Since the introduction of the Mental Capacity Act 2005 (MCA), there have been ongoing discussions whether the test for testamentary capacity should be the same test as that in the MCA.  Before the MCA was introduced, people still lacked capacity to make decisions of course, but there wasn’t a single test to determine a person’s capacity.  Instead, common law tests were used and this was the case for testamentary capacity.  In fact, the same test for testamentary capacity has been used for around 150 years.
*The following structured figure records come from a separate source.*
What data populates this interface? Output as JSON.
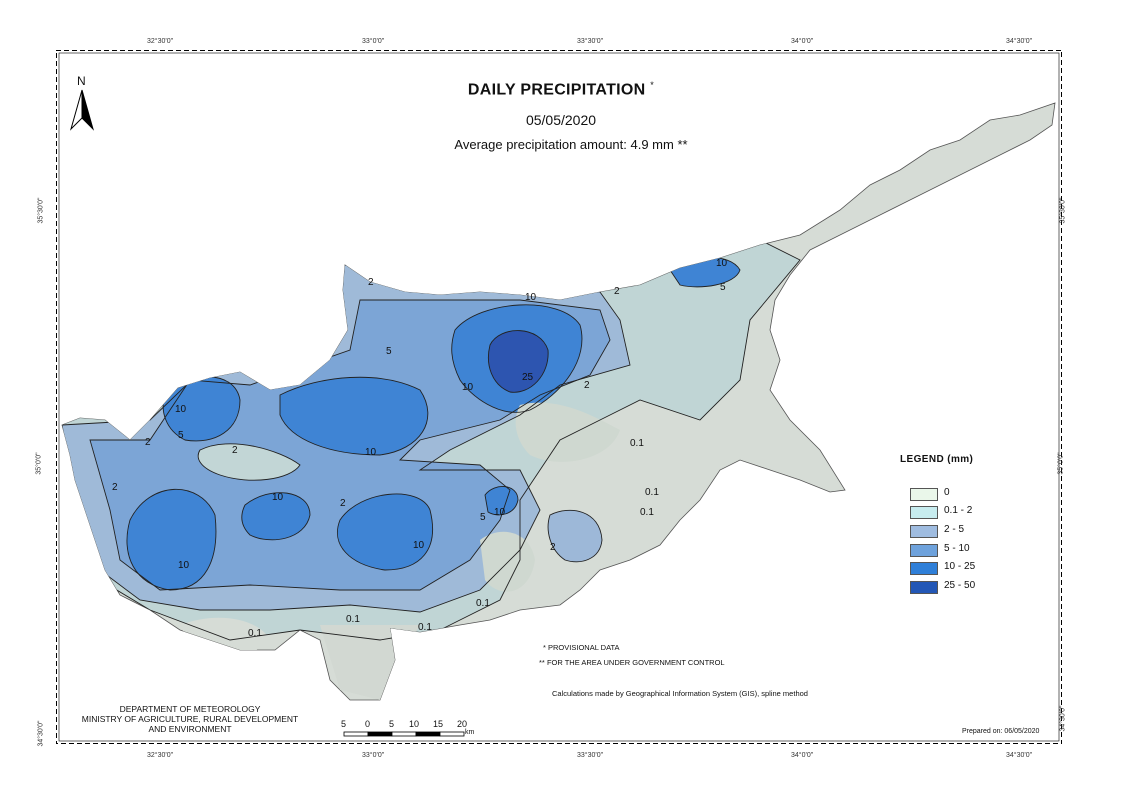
{
  "title": "DAILY PRECIPITATION",
  "title_marker": "*",
  "date": "05/05/2020",
  "average": "Average precipitation amount: 4.9 mm **",
  "north_label": "N",
  "legend": {
    "title": "LEGEND (mm)",
    "items": [
      {
        "label": "0",
        "color": "#eaf7ea"
      },
      {
        "label": "0.1 - 2",
        "color": "#c7ecef"
      },
      {
        "label": "2 - 5",
        "color": "#9fbce0"
      },
      {
        "label": "5 - 10",
        "color": "#6ea2dc"
      },
      {
        "label": "10 - 25",
        "color": "#2f7fd8"
      },
      {
        "label": "25 - 50",
        "color": "#2357b6"
      }
    ]
  },
  "notes": {
    "provisional": "PROVISIONAL DATA",
    "provisional_marker": "*",
    "area": "FOR THE AREA UNDER GOVERNMENT CONTROL",
    "area_marker": "**",
    "method": "Calculations made by Geographical Information System (GIS), spline method",
    "prepared": "Prepared on: 06/05/2020"
  },
  "department": {
    "line1": "DEPARTMENT OF METEOROLOGY",
    "line2": "MINISTRY OF AGRICULTURE, RURAL DEVELOPMENT",
    "line3": "AND ENVIRONMENT"
  },
  "scale_bar": {
    "labels": [
      "5",
      "0",
      "5",
      "10",
      "15",
      "20"
    ],
    "unit": "km"
  },
  "graticule": {
    "longitudes": [
      "32°30'0\"",
      "33°0'0\"",
      "33°30'0\"",
      "34°0'0\"",
      "34°30'0\""
    ],
    "latitudes": [
      "35°30'0\"",
      "35°0'0\"",
      "34°30'0\""
    ]
  },
  "contour_labels": [
    "2",
    "5",
    "10",
    "10",
    "2",
    "2",
    "5",
    "10",
    "2",
    "10",
    "10",
    "5",
    "10",
    "10",
    "2",
    "0.1",
    "0.1",
    "0.1",
    "0.1",
    "10",
    "25",
    "2",
    "0.1",
    "0.1",
    "2",
    "10",
    "5",
    "2",
    "0.1"
  ]
}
The test for testamentary capacity is known as the Banks Test or Banks v Goodfellow Test after the case where the test was established.  There are four arms to the test for testamentary capacity as follows.  The person who is creating the will should:

  • understand the nature of the act (creating a will) and its effects
  • understand the extent of the property of which they are disposing in the will
  • comprehend and appreciate the claims to which they ought to give effect
  • have no delusions influencing their decision.  Delusions that would bring about a disposal of it which, if the mind had been sound, would not have been made

By comparison, the test for capacity in the MCA is quite different.  For a person to lack capacity under the MCA it needs to be demonstrated they they have an impairment of their mind or brain that prevents them from understanding, retaining, using or weighing up the salient information necessary to make the decision.  Or that they can’t communicate their decision by any means.  On occasion, practitioners have combined the two tests and used the four arms of the Banks Test as the salient information for the MCA.  Not only is this incorrect, it can lead to an erroneous conclusion.  If a person was assessed using both of these frameworks, the outcome might be very different.  It is possible that a person would have testamentary capacity using the Banks Test but not if they were assessed using the MCA.  Highlighting why it is important to use the correct test when assessing a person’s testamentary capacity.
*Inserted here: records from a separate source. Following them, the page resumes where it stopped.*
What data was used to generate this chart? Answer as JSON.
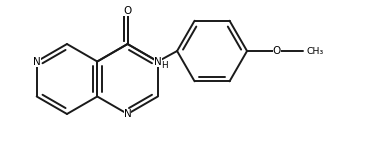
{
  "bg_color": "#ffffff",
  "bond_color": "#1a1a1a",
  "bond_width": 1.4,
  "font_size": 7.5,
  "fig_width": 3.88,
  "fig_height": 1.58,
  "dpi": 100,
  "xlim": [
    0.0,
    10.5
  ],
  "ylim": [
    0.3,
    4.5
  ]
}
Another difference between the two tests is whether mental capacity is assumed or not. One of the guiding principles of the MCA is the presumption of capacity. To assume that the person has capacity to make the decision unless it is reasonably believed that the lack capacity. Under the Banks Test for testamentary capacity, the golden rule applies. Anyone who is aged or has been seriously Ill must have their testamentary capacity assessed, whether or not their is reasonable belief that they lack capacity.

In Clitheroe v Bond, Mrs Justice Faulke made it very clear that the correct test is still the Banks Test and NOT the test in the MCA. She highlighted the tensions when faced with two different tests for capacity. Although the test for capacity is the Banks Test, if a person lacks testamentary capacity, a statutory will can be ordered by the Court of Protection. A court set up under… The MCA.

Mrs Justice Faulke also considered the fourth arm of the Banks Test, delusions. A delusion must be an irrational and fixed thought.  A seemingly obvious way to test whether a thought is fixed is to try and persuade the person away from that thought. Mrs Justice Faulke said this isn’t the correct approach and concluded:

“What I consider to be the correct approach would allow a holistic assessment of all the evidence. This would take account of the nature of the belief, the circumstances in which it arose and whether there was an evidential basis for it, whether it was formed in the face of evidence to the contrary, the period of time for which it was held and whether it was the subject of any challenge.”

There remain different mental capacity tests for different decisions and when assessing capacity, it is vital for practitioners to know which test is the correct one. Failure to apply the correct test could result in an incorrect testamentary capacity assessment.